But that wasn't the end of the story for both Crab and his religious clients. Legal claims continued. The nun's bank accounts were frozen by court order and without funds they were forced to sell their French villa less than a year after moving there. They returned to Belgium in November 1990, where they purchased a villa in Kappellen, near Antwerp. Meanwhile the criminal courts continued to pursue Crab. In May 1993 he was summoned on charges of breach of trust for a sum of 46.000 francs (around $1350) and assault and battery. A month later the charges were increased to forgery and use of forgery, fraud for 10M francs (around $294,000), assault and battery and breach of trust. His trial started in February 1995 when the prosecution claimed that Crab had got rich at the expense of the nuns and assaulted a sister. The court heard that in the intervening years Crab had written a book about his life in the convent and sold the rights to shoot a movie.

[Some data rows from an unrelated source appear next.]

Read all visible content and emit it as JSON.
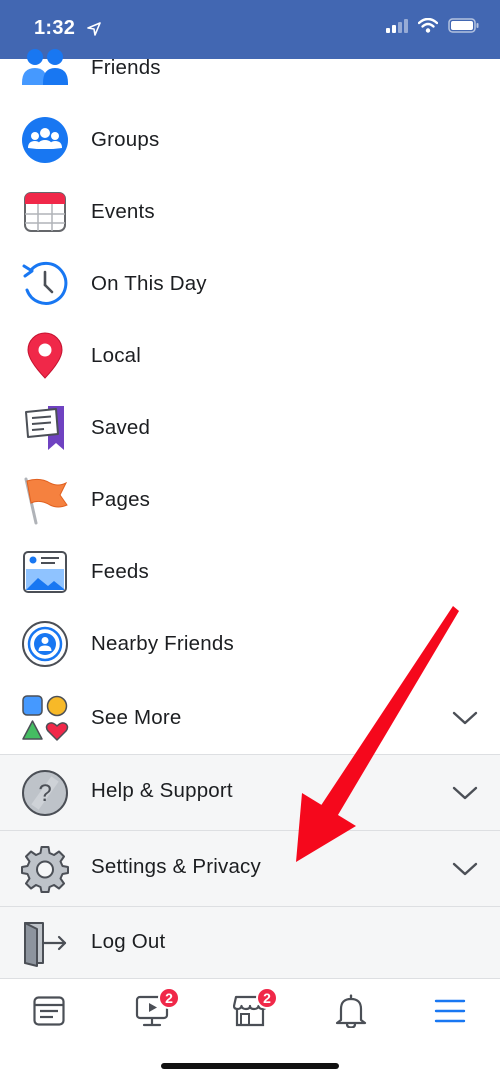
{
  "status_bar": {
    "time": "1:32"
  },
  "menu": {
    "items": [
      {
        "label": "Friends",
        "icon": "friends-icon"
      },
      {
        "label": "Groups",
        "icon": "groups-icon"
      },
      {
        "label": "Events",
        "icon": "events-calendar-icon"
      },
      {
        "label": "On This Day",
        "icon": "on-this-day-clock-icon"
      },
      {
        "label": "Local",
        "icon": "local-pin-icon"
      },
      {
        "label": "Saved",
        "icon": "saved-bookmark-icon"
      },
      {
        "label": "Pages",
        "icon": "pages-flag-icon"
      },
      {
        "label": "Feeds",
        "icon": "feeds-icon"
      },
      {
        "label": "Nearby Friends",
        "icon": "nearby-friends-icon"
      },
      {
        "label": "See More",
        "icon": "see-more-shapes-icon"
      }
    ],
    "sections": [
      {
        "label": "Help & Support",
        "icon": "help-question-icon"
      },
      {
        "label": "Settings & Privacy",
        "icon": "settings-gear-icon"
      },
      {
        "label": "Log Out",
        "icon": "log-out-door-icon"
      }
    ]
  },
  "tabbar": {
    "tabs": [
      {
        "name": "news-feed-tab",
        "icon": "news-feed-icon",
        "badge": ""
      },
      {
        "name": "watch-tab",
        "icon": "watch-video-icon",
        "badge": "2"
      },
      {
        "name": "marketplace-tab",
        "icon": "marketplace-shop-icon",
        "badge": "2"
      },
      {
        "name": "notifications-tab",
        "icon": "bell-icon",
        "badge": ""
      },
      {
        "name": "menu-tab",
        "icon": "hamburger-menu-icon",
        "badge": ""
      }
    ]
  },
  "colors": {
    "brand": "#4267b2",
    "badge": "#f02849",
    "annotation_arrow": "#f5081c",
    "active_tab": "#1877f2"
  }
}
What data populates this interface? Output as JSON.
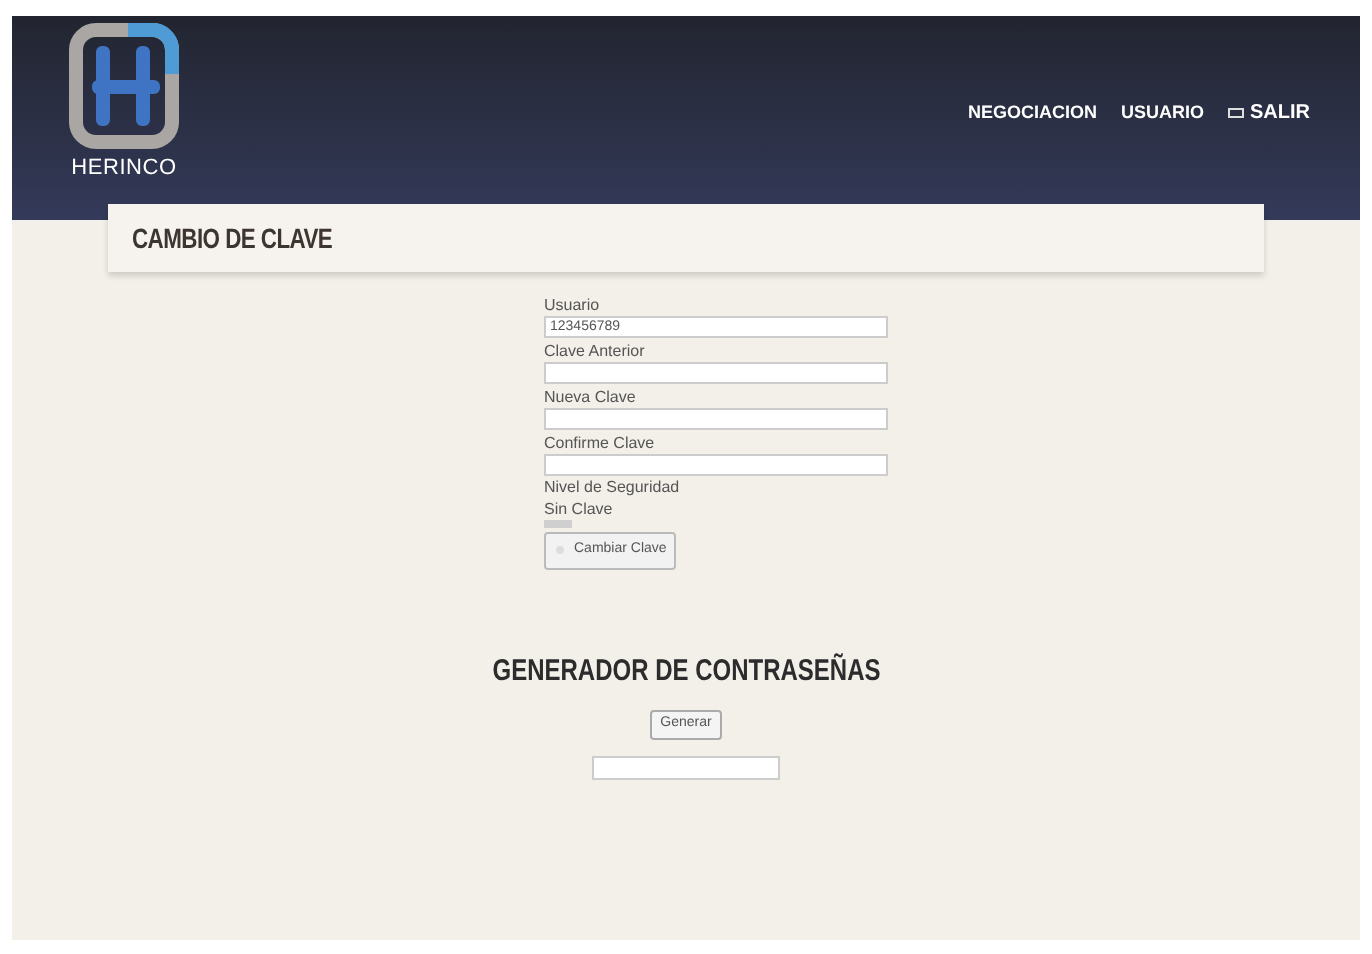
{
  "header": {
    "logo_text": "HERINCO",
    "nav": [
      {
        "label": "NEGOCIACION",
        "kind": "link"
      },
      {
        "label": "USUARIO",
        "kind": "link"
      },
      {
        "label": "SALIR",
        "kind": "logout"
      }
    ]
  },
  "page_title": "CAMBIO DE CLAVE",
  "form": {
    "fields": [
      {
        "label": "Usuario",
        "value": "123456789"
      },
      {
        "label": "Clave Anterior"
      },
      {
        "label": "Nueva Clave"
      },
      {
        "label": "Confirme Clave"
      }
    ],
    "strength_label": "Nivel de Seguridad",
    "strength_value": "Sin Clave",
    "submit": "Cambiar Clave"
  },
  "generator": {
    "title": "GENERADOR DE CONTRASEÑAS",
    "button": "Generar"
  }
}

In April, Bruges Criminal Court, chaired by Ms. Sabine Ongenae, acquitted Crab on the charge of breach of trust and accepted that the extravagant purchases were made with the full consent of the nuns. The court ruled that Crab had no power of attorney and threw out the accusations of forgery and use of forgery.
Crab's vindication was only partial however, as the assault and battery charge was upheld and he was sentenced to a suspended six months jail sentence and fined 12,000 francs.
Determined to clear his name Crab fought on, protesting his innocence. He claimed that he'd been made a scapegoat for the nuns and that he was being victimised by the church. He appealed against the conviction and over a year later, in June 1996, Ghent Court of Appeal acquitted him of all charges. In what must have seemed like divine justice to the man who had, by then, spent six years being pursued by the courts and who had apparently been hung out to dry by the sisters he helped, the nuns were ordered to pay his legal costs of 700,000 francs (approx. $20,500).
Crab was jubilant and announced that he would be seeking compensation from the state for false imprisonment and from the Bruge nuns for money he claimed they owed him.
“I don't want revenge, that's a bad word,” he said. “But that won't stop me from claiming damages from the state for my 40 days of unjust preventive detention.”
In an emotional interview he attacked the church and the Bishop of Bruges in particular.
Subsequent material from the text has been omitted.